What is the underlying storage engine in TiKV?

Note:
This topic has been translated from a Chinese forum by GPT and might contain errors.

Original topic: TiKV中的底层存储引擎是什么

| username: TiDB学习小白

When browsing TiDB’s official documentation, I learned that TiKV’s underlying storage engine is RocksDB (“RocksDB is the core storage engine of TiKV, used to store Raft logs and user data. Each TiKV instance has two RocksDB instances, one for storing Raft logs (commonly referred to as raftdb) and the other for storing user data and MVCC information (commonly referred to as kvdb)”). However, in subsequent studies, I learned that TiKV also has other storage engines, such as raft-engine. So what exactly is the default storage engine of TiKV? Can someone answer this? Thanks.

| username: yytest | Original post link

TiKV indeed primarily relies on RocksDB as its core storage engine for storing Raft logs and user data. As described in the official TiDB documentation you referenced, each TiKV instance contains two RocksDB instances—raftdb and kvdb, which are used to store Raft logs and user data along with MVCC information, respectively.

Regarding raft-engine, it is a new storage engine introduced by TiKV aimed at optimizing the storage of Raft logs. The design goal of raft-engine is to reduce write amplification and improve performance, especially for the Raft log part. By storing Raft logs on a separate, more efficient storage medium, it alleviates the burden on RocksDB and enhances the overall write performance of the system.

Although raft-engine provides performance advantages, it is not intended to completely replace RocksDB, at least not in the current version. RocksDB remains the primary storage engine for TiKV, used for storing user data and MVCC information, while raft-engine is specifically for optimizing the storage of Raft logs. Therefore, it can be said that the default storage engine for TiKV is RocksDB, with raft-engine serving as a supplementary storage component to enhance performance in specific areas.

| username: YuchongXU | Original post link

RocksDB

| username: tidb菜鸟一只 | Original post link

The default storage is RocksDB. RocksDB is a persistent storage engine used to store persistent data on a single node. Raft is a distributed consensus algorithm used to ensure the consistency and reliability of data replicas in a TiDB cluster.

| username: yytest | Original post link

The default storage engine for TiKV is indeed RocksDB. As you have learned from the official TiDB documentation, TiKV uses RocksDB as its core storage engine to store Raft logs and user data. Each TiKV instance contains two RocksDB instances: one for storing Raft logs (called raftdb) and another for storing user data and MVCC information (called kvdb).
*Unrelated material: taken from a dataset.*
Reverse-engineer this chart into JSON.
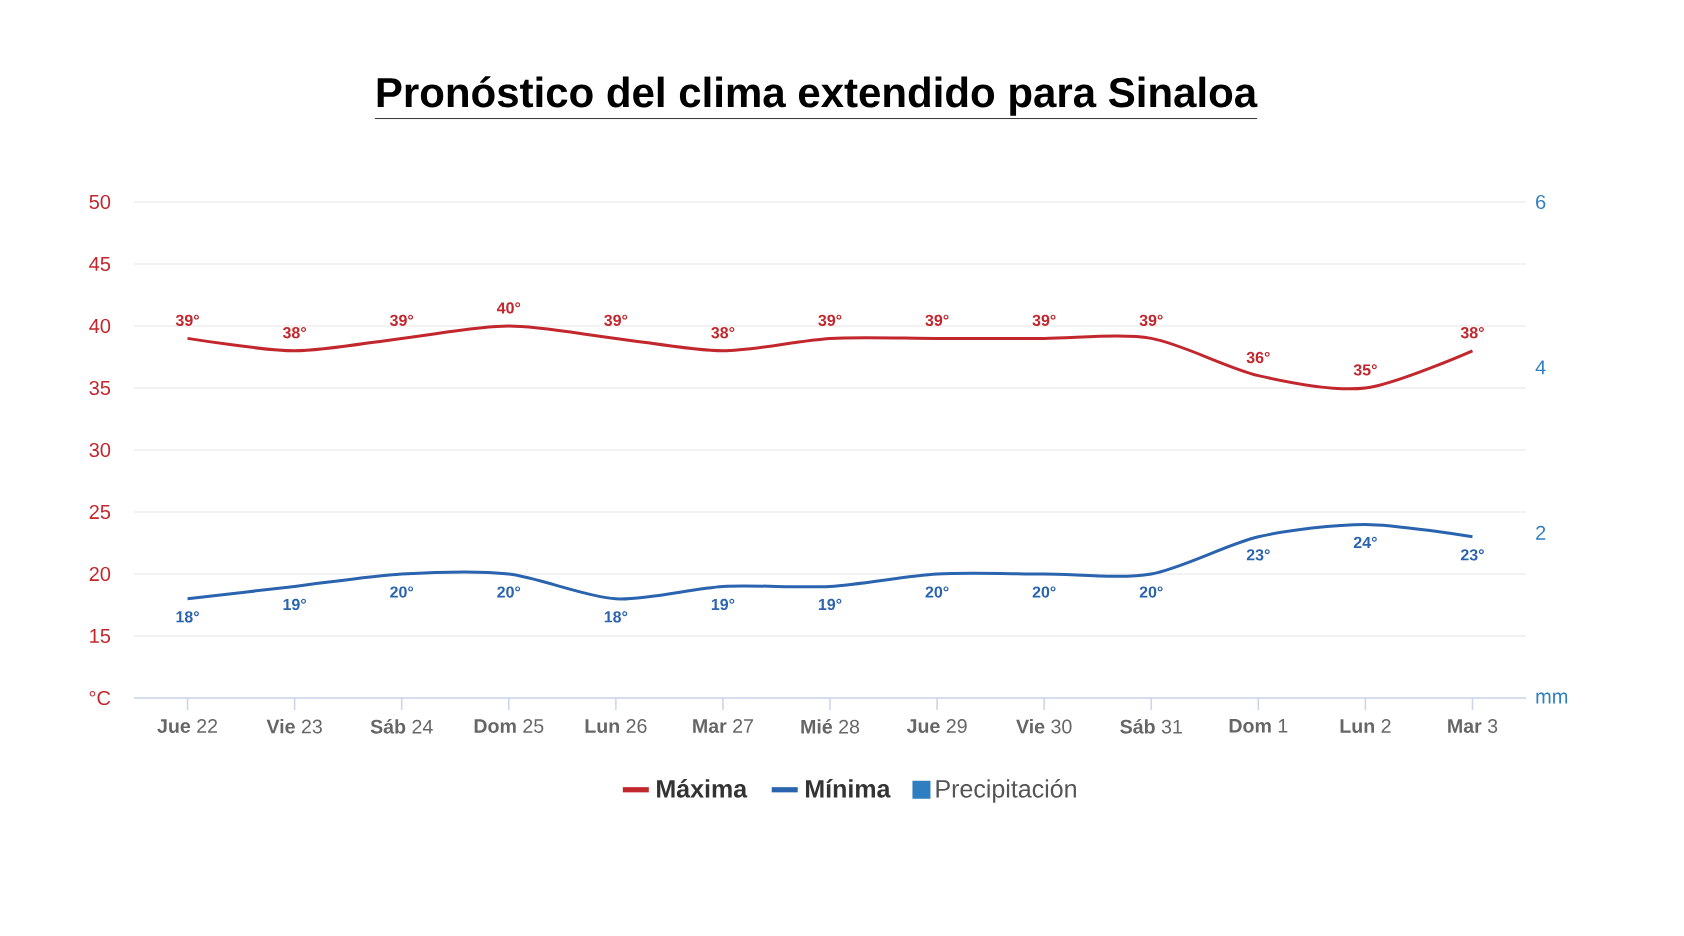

However, to improve performance and optimize storage space, TiKV introduced raft-engine as a new storage engine specifically for storing Raft logs. Raft-engine is designed to replace the part of RocksDB that stores Raft logs, thereby reducing write amplification and improving write performance. Starting from a certain version of TiKV (the specific version number may need to be checked in TiKV’s release notes or official documentation), raft-engine was introduced as an optional storage engine for storing Raft logs.

Despite the introduction of raft-engine, it did not immediately replace RocksDB as the default storage engine. In some versions of TiKV, raft-engine exists as an experimental feature that needs to be explicitly enabled through configuration options when starting TiKV. Therefore, if you do not specifically specify the use of raft-engine, TiKV will continue to use RocksDB as the default storage engine.

| username: TiDBer_QYr0vohO | Original post link

RocksDB

| username: TiDB学习小白 | Original post link

Thank you for your reply. Do you mean that by default, two RocksDB instances are still used to store raft logs and user data separately? Because when I previously used tiup to set up and deploy a TiDB cluster, in the data directory tidb-data, I found that TiKV has two directories: one is db storing SST files, and the other is raft-engine storing raftLog formatted data. The version I set up is v7.5.0, so I find it a bit strange. The data directory structure is as follows:

| username: TiDB学习小白 | Original post link

Okay, thank you.

| username: TiDB学习小白 | Original post link

Okay, thank you!

| username: TiDB学习小白 | Original post link

Okay, I understand.

| username: zhanggame1 | Original post link

The documentation and video courses here are a bit outdated. Raft-engine has been the default for a while now.

| username: TiDB学习小白 | Original post link

Okay, thank you.

| username: 鱼跃龙门 | Original post link

The default storage is RocksDB. RocksDB raft stores raft logs, and RocksDB KV stores key-value pairs, serving as a persistent storage engine. Raft is a distributed consensus algorithm that replicates data to Follower nodes, ensuring the consistency and reliability of data replicas in the TiDB cluster.

| username: 濱崎悟空 | Original post link

You can check out the RocksDB 101 course~

| username: ziptoam | Original post link

TiKV uses RocksDB, while TiFlash uses column storage and resides in memory.